Based on the claims made by RFK Jr., personal anecdotes, and the scientific data and expert commentary, it is not hard to imagine plausible scenarios involving unprecedented policy decisions, propaganda and panic – specifically in the form of treatment delays and the improper use of IMV - that contributed to excess COVID-19 suspected or associated deaths in 2020. In what follows, let us consider three such scenarios.
Scenario I: A person in a marginalized group starts to develop cold symptoms. The person contacts a community health care provider and is told to get tested for COVID-19. The person tests positive and reports back to the health care provider. The person is told to stay home until they have difficulty breathing. No other instructions or care is provided. The person does what they are told and finally presents to the ER with mild hypoxia. Due to fear and panic among hospital staff about SARS-CoV-2 transmission and poor information about treatment options, the hospital adopts a policy of never using non-invasive oxygen support and only using IMV, even on patients with only mild hypoxemia. The patient dies.
Scenario II: A person presents to the ER with mild hypoxemia and cold-like respiratory symptoms. Based on personal history the person is suspected of having but not PCR confirmed to have COVID-19. In keeping with CDC COVID-19 case definitions, financial compensation schedules for COVID-19 patients, and hospital policies, the person is placed on IMV. The patient dies.
Scenario III: An elderly person is living at home alone, with no means of transportation, and without the benefit of a health advocate. They develop cold symptoms. They manage to contact a community health care provider. The health care provider tells them to stay home. Because of media propaganda and personal fear, the health care provider assumes the person has COVID-19 and further assumes that no treatment options exist. Hence, the elderly person is told to stay home until they have difficulty breathing and to then call an ambulance. The person dies alone from dehydration.

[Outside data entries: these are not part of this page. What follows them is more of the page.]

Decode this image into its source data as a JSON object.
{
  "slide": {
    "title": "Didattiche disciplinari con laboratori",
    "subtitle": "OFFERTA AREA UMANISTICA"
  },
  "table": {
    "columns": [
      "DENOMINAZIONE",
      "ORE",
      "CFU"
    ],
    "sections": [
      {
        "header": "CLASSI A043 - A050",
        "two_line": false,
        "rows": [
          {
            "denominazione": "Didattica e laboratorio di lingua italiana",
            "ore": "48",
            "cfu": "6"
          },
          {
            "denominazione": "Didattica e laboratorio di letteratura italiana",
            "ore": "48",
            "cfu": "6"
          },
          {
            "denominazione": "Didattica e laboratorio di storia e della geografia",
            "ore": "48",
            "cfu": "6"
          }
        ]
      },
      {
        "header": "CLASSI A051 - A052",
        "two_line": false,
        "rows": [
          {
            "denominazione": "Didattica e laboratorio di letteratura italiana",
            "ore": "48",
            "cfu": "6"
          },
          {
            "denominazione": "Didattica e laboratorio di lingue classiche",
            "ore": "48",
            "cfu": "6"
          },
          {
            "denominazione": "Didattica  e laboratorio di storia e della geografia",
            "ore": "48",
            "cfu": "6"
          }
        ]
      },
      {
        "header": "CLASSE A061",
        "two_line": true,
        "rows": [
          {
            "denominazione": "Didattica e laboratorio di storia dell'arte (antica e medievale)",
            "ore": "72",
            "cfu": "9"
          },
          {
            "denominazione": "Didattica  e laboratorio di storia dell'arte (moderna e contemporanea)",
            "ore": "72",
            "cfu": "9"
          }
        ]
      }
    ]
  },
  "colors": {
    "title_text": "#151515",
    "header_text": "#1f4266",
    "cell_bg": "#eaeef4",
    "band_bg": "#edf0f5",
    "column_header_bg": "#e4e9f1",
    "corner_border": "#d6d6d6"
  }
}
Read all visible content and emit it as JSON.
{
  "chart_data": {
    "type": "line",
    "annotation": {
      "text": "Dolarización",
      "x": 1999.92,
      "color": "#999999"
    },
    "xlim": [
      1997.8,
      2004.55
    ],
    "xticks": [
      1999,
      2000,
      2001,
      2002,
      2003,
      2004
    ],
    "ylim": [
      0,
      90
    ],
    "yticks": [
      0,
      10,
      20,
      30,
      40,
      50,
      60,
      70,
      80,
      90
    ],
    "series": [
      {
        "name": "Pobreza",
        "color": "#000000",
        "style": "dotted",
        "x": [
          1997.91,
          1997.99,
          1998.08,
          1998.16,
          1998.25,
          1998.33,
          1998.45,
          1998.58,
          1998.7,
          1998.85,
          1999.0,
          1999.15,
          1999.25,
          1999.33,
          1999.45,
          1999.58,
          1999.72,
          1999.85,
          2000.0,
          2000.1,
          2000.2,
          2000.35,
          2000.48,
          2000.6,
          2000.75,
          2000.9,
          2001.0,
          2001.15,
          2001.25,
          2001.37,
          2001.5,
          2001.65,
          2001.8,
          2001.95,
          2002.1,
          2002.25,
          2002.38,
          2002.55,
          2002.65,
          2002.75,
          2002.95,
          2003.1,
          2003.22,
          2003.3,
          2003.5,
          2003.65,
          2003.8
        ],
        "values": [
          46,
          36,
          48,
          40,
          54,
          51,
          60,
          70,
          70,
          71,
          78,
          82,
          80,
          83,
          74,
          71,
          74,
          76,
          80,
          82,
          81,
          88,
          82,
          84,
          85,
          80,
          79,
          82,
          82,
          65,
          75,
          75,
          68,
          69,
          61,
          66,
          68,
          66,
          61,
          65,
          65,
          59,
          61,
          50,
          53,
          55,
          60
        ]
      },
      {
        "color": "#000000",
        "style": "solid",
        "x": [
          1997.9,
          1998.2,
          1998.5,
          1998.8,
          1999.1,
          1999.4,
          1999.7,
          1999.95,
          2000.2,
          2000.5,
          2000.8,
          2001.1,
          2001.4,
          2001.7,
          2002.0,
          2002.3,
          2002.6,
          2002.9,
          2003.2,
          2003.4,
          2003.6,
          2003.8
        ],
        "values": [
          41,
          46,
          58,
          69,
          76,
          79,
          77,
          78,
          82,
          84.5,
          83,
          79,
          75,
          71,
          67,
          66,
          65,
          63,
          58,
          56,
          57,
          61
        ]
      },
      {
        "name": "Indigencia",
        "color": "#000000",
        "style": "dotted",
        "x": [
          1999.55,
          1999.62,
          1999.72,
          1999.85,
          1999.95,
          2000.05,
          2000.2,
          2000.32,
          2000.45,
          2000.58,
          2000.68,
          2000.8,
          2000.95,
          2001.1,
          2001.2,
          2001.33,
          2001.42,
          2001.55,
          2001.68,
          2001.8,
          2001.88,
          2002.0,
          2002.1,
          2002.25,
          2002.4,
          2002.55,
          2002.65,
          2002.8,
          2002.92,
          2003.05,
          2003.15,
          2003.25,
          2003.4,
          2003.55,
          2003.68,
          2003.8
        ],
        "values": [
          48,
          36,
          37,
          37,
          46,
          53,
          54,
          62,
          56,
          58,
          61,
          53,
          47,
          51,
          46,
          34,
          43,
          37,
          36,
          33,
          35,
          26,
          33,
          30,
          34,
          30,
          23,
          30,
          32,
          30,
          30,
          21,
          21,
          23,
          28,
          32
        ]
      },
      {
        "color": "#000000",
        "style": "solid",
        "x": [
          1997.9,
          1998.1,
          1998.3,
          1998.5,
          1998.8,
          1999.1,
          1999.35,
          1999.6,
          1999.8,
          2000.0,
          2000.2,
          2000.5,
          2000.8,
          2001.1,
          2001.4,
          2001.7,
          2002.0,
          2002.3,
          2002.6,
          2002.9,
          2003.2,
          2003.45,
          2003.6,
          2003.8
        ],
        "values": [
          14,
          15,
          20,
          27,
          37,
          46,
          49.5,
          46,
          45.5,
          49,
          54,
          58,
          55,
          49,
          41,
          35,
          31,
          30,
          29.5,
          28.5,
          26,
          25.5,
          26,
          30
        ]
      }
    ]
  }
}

Now repeat those and other scenarios across the entire country for 10 months in 2020. In a normal year, the health care system is estimated to cause approximately 200,000 deaths by medical errors. Is it really a stretch to think that from mid-March 2020 to the end of the year - a time of unprecedented panic, propaganda, and policy insanity – medical errors were significantly amplified, resulting in 2- or 3-fold as many iatrogenic deaths? On its face that seems to make more sense than blaming a cold virus with a 10% attack rate and 0.2% infection fatality rate that people had been living with uneventfully since well before March 2020 and right up to the edge when an emergency was declared, and insanity ensued.